Negli ultimi cinque anni (tra 2018 e 2022) le imprese femminili hanno perso 667 unità attive (-6,9%) e il complessivo tessuto di imprese si è ridotto di 2.367 unità (-5,9%): anche in questo caso le imprese femminili hanno sofferto di più del processo di ridimensionamento che ha interessato il tessuto complessivo delle imprese attive.

La struttura per macro-settori delle imprese femminili al 2022 risulta sensibilmente differente: le imprese femminili hanno una ben maggiore concentrazione nei servizi (67,5% contro il 60,1% del tessuto complessivo di imprese della provincia) e nell’agricoltura (19,3% contro 15,1%) mentre sono assai meno presenti nelle costruzioni (3,5% contro 13,6%); non è, invece, così differente il ruolo delle manifatture: tra le imprese femminili pesa per quasi il 9,7% e tra le imprese totali l’11,3%.

Nel corso degli ultimi 5 anni le caratterizzazioni settoriali del tessuto di imprese femminili hanno visto accentuarsi solo il peso dei servizi (dal 65,9% del 2018 al 67,5% del 2022) mentre è diminuito il peso del primario (da 20,4% a 19,3%), si è alleggerito quello del manifatturiero (da 10,3% a 9,7%) ed è lievemente cresciuto quello delle costruzioni (da 3,4% a 3,5%).  

Nel periodo 2018-2022 le imprese femminili hanno perso 328 unità (-13,3%) nel commercio; ne hanno perdute poi 236 nell’agricoltura (-12,0%) e altre 123 (-12,7%) nel manifatturiero e 44 nei servizi di alloggio e ristorazione (-5,1%). Si può notare, nel paragone con le dinamiche settoriali per il complessivo tessuto di imprese della provincia, che le imprese femminili diminuiscono più intensamente nell’agricoltura (-12,0% contro -10,3%), nelle manifatture (-12,7% contro -7,6%) e nei servizi al turismo (alloggio e ristorazione: -5,1% contro -1,4%), come anche nel commercio (-13,3% contro -12,1%).

Tuttavia, in alcune attività di servizio definibili “ad alta intensità di conoscenza”, le imprese femminili crescono di numero più intensamente di quanto avvenga per il complesso delle imprese: è il caso dei servizi di informazione e comunicazione (+14,6% le imprese femminili e +0,0 % il totale provinciale), delle attività immobiliari (+8,9% contro +7,7%), delle attività professionali, scientifiche e tecniche (+9,1% contro +4,4%), dell’istruzione (+9,4% contro +8,9%).

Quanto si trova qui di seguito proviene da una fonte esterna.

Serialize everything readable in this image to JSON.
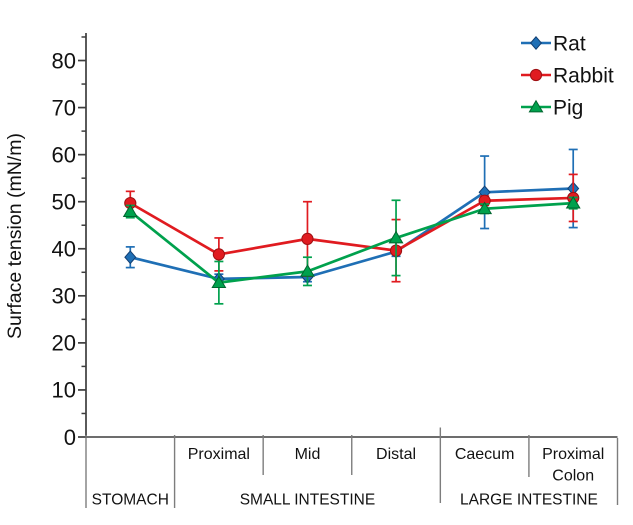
{
  "chart_data": {
    "type": "line",
    "title": "",
    "ylabel": "Surface tension (mN/m)",
    "xlabel": "",
    "ylim": [
      0,
      85
    ],
    "y_major_ticks": [
      0,
      10,
      20,
      30,
      40,
      50,
      60,
      70,
      80
    ],
    "y_minor_tick_step": 5,
    "grid": false,
    "legend_position": "top-right",
    "categories": [
      "Stomach",
      "Small intestine - Proximal",
      "Small intestine - Mid",
      "Small intestine - Distal",
      "Large intestine - Caecum",
      "Large intestine - Proximal Colon"
    ],
    "x_axis": {
      "sub_labels": [
        "",
        "Proximal",
        "Mid",
        "Distal",
        "Caecum",
        "Proximal\nColon"
      ],
      "groups": [
        {
          "label": "STOMACH",
          "start": 0,
          "end": 1
        },
        {
          "label": "SMALL INTESTINE",
          "start": 1,
          "end": 4
        },
        {
          "label": "LARGE INTESTINE",
          "start": 4,
          "end": 6
        }
      ]
    },
    "series": [
      {
        "name": "Rat",
        "marker": "diamond",
        "color": "#1F6FB5",
        "edge_color": "#123F73",
        "values": [
          38.2,
          33.6,
          34.0,
          39.4,
          52.0,
          52.8
        ],
        "errors": [
          2.2,
          1.0,
          1.0,
          1.0,
          7.7,
          8.3
        ]
      },
      {
        "name": "Rabbit",
        "marker": "circle",
        "color": "#E01B20",
        "edge_color": "#9E0F12",
        "values": [
          49.7,
          38.8,
          42.1,
          39.6,
          50.2,
          50.8
        ],
        "errors": [
          2.5,
          3.5,
          7.9,
          6.6,
          1.0,
          5.0
        ]
      },
      {
        "name": "Pig",
        "marker": "triangle",
        "color": "#00A14D",
        "edge_color": "#00662F",
        "values": [
          47.9,
          32.8,
          35.2,
          42.3,
          48.5,
          49.7
        ],
        "errors": [
          1.3,
          4.5,
          3.0,
          8.0,
          1.0,
          1.2
        ]
      }
    ]
  }
}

Nel settore delle altre attività di servizi, dove si concentrano attività a forte connotazione femminile (parrucchierie, estetiste, lavanderie, ecc.) la crescita pur leggera delle imprese femminili (+0,5%) è in controtendenza con la leggera perdita del totale imprese nel settore (-0,5%). Dunque, il ruolo delle imprese femminili della provincia è trainante nei settori più avanzati dei servizi, mentre il tessuto delle imprese femminili è meno resiliente alla selezione che interessa i settori tradizionali dell’agricoltura, del commercio e del turismo, e il manifatturiero.

«I dati esaminati ci restituiscono una fotografia chiara, esito del lungo periodo critico prima per la pandemia e poi per la crisi del conflitto e relativi aumenti dei costi – dichiara Anna Fenucci presidente Cna Impresa Donna di Ancona – le donne così come i giovani hanno rivolto il loro investimento professionale in attività immateriali di consulenza e servizi, ovvero dove necessitano di meno investimenti  e strutture “leggere” nei costi di esercizio».

[1] Il grado di partecipazione femminile è desunto dalla natura giuridica dell’impresa, dall’eventuale quota di capitale sociale detenuta da ciascun socio e dalla percentuale di donne presenti tra gli amministratori o titolari o soci dell’impresa. In generale si considerano femminili le imprese la cui partecipazione di donne risulta complessivamente superiore al 50% mediando le composizioni di quote di partecipazione e di cariche amministrative detenute da donne per tipologia di impresa, in base a determinati criteri.